Let’s consider how can we encourage this congregation, our faith community of Sophia’s Spring, to be a place where grief can be welcomed and embraced, (that is not to say to be enjoyed) – but a place where the real conversations can happen and be held with sacred care?

How best to offer care to those who are living with terminal diagnoses? How to support those who are caring for them.

What are some practical things we are preparing?

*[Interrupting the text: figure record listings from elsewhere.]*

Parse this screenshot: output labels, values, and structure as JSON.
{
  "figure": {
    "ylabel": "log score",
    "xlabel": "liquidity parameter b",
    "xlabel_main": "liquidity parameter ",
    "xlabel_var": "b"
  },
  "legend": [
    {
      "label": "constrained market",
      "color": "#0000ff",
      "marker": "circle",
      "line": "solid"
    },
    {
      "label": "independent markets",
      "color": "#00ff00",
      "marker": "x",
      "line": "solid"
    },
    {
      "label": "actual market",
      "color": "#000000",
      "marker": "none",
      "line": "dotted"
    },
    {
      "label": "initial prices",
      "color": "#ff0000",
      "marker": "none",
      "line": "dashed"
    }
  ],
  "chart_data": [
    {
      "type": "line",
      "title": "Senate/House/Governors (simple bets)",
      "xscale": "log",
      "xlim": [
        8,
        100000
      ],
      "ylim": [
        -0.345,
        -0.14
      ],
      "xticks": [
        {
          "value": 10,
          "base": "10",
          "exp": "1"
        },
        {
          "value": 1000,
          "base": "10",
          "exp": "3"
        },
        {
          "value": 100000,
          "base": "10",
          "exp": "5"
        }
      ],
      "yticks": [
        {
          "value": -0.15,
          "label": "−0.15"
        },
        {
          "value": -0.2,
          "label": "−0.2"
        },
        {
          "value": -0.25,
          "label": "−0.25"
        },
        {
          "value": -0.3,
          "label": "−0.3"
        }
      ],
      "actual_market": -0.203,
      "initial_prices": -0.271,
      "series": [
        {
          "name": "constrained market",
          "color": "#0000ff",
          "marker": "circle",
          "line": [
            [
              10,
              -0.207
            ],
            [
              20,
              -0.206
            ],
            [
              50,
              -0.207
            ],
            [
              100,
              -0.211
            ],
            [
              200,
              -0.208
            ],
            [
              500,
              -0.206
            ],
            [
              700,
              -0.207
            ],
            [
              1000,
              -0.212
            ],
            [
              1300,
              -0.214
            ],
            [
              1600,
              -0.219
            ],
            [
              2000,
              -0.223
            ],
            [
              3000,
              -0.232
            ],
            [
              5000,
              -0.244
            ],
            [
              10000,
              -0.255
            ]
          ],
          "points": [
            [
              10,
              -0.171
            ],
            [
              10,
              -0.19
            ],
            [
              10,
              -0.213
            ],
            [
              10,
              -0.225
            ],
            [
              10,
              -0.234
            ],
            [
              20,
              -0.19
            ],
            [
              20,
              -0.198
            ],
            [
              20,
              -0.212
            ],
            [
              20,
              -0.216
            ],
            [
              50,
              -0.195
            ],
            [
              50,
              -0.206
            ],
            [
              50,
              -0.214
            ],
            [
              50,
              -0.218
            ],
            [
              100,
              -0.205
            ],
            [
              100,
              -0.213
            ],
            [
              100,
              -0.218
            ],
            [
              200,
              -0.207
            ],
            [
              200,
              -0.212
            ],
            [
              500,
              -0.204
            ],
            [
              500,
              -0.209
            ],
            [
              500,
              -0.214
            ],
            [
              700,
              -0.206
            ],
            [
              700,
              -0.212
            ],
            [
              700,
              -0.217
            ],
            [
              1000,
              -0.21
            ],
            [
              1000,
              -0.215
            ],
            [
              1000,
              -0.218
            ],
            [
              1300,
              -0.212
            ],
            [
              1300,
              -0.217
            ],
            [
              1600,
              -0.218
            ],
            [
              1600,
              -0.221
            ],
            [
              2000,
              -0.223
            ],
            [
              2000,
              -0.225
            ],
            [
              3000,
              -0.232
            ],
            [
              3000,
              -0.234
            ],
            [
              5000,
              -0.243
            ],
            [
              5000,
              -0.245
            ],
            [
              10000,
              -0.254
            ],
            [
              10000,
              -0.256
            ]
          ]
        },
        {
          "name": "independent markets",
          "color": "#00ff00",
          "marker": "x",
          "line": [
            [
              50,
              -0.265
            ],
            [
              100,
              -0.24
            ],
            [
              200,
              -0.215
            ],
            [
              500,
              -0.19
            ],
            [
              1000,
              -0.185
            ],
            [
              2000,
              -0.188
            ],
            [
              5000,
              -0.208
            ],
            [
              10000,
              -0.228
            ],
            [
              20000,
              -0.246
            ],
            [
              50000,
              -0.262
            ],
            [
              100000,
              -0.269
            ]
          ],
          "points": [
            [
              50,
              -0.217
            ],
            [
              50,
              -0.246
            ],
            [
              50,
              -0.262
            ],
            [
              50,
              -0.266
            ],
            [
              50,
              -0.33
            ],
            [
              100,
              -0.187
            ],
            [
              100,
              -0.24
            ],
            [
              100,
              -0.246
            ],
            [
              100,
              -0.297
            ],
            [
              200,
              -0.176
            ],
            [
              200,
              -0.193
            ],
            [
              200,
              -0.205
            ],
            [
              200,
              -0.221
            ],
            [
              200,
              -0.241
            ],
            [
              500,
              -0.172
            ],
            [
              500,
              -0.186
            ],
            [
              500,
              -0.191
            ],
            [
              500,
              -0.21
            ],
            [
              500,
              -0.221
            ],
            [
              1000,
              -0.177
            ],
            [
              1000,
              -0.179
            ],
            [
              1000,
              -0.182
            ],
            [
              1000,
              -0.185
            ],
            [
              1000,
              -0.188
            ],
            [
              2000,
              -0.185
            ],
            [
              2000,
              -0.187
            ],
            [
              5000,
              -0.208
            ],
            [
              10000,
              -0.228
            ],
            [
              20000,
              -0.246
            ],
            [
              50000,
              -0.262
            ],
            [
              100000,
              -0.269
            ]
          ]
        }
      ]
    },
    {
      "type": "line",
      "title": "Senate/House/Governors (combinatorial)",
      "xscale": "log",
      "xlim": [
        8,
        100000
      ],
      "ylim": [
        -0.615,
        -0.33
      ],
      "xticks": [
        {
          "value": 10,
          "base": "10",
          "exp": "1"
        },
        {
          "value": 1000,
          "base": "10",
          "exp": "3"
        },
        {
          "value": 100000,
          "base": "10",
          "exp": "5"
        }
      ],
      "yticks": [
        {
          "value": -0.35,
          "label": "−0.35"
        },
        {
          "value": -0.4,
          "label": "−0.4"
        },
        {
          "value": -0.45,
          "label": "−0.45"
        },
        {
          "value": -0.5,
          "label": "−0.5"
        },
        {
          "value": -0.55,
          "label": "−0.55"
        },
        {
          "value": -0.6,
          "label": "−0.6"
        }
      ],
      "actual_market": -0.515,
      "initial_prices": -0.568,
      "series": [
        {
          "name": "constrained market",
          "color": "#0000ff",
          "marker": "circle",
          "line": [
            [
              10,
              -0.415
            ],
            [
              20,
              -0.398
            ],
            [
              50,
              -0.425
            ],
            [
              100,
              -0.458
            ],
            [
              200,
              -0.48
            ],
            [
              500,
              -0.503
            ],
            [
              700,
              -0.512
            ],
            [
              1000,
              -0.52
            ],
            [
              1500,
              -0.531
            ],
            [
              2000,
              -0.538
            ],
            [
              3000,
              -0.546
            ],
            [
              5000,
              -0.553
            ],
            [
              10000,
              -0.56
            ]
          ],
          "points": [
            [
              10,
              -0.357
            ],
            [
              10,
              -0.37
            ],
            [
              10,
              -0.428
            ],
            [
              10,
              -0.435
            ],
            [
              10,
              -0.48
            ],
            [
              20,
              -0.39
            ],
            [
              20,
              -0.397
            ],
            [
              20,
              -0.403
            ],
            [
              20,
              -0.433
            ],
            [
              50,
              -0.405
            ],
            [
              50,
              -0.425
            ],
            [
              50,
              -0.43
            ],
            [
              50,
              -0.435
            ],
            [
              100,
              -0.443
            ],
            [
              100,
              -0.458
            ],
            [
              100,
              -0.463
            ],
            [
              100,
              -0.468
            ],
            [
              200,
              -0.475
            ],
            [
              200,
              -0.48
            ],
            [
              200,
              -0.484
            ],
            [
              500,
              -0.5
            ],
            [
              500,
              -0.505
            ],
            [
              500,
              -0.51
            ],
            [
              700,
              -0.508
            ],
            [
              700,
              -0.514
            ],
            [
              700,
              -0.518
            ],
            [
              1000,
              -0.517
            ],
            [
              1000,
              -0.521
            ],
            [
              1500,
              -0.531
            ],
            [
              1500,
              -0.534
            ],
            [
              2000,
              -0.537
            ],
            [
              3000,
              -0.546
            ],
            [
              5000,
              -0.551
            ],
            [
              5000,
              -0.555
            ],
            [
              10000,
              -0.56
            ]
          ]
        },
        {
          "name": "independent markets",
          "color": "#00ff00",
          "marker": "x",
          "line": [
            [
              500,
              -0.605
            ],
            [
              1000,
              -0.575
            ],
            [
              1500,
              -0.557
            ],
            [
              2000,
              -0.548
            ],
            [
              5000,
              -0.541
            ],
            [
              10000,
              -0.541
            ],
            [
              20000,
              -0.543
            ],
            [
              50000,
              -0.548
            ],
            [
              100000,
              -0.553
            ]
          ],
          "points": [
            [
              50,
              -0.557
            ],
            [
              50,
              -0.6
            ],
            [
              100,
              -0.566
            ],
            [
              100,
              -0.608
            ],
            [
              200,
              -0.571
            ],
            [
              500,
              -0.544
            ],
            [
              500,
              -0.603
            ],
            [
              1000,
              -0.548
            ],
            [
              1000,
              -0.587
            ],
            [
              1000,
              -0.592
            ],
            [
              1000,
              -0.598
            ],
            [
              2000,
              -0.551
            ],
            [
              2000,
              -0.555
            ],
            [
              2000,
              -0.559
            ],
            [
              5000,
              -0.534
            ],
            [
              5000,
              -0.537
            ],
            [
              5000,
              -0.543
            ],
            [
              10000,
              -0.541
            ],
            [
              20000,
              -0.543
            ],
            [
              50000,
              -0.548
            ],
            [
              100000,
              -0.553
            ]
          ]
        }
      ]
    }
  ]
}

  • How to be with each other in difficult times: In caring for those in grief accepting that silence is not to be avoided, and that being with can be enough
  • How to ensure we don’t overwhelm with care – some protocols around communications. Thankful to Vic and Leigh for the message they have included in our weekly newsletter this week, (and for Jean’s reading this morning)
  • Next Sunday for the Winter Solstice Jan is preparing a Midwinter service with poetry and readings that reflect on death
  • The three of us are preparing some resources for funerals and celebrations with Sophia language and liturgy
  • We are visiting other venues if the LC is not available or suitable

Invite conversation….

There was another issue I wanted, at least acknowledged if not addressed, in our class, and that is the grief we experience for the suffering of the planet in this human made climate crisis. Let’s acknowledge with gratitude the love that encircles all Creation is within and around us too.

Let’s sing the Iona chant, Lo, I am with you, by John L. Bell, and Janet will lead the first line as cantor.

 

References:

C.S. Lewis, A Grief Observed, (London: Faber, 1961)
Richard R. Gaillardetz, While I Breathe, I Hope: A Mystagogy of Dying, (Collegeville, Liturgical Press, 2023)
(Also mentioned: Nicholas Wolterstorff, Lament for a Son (Grand Rapids: Eerdmans, 1987).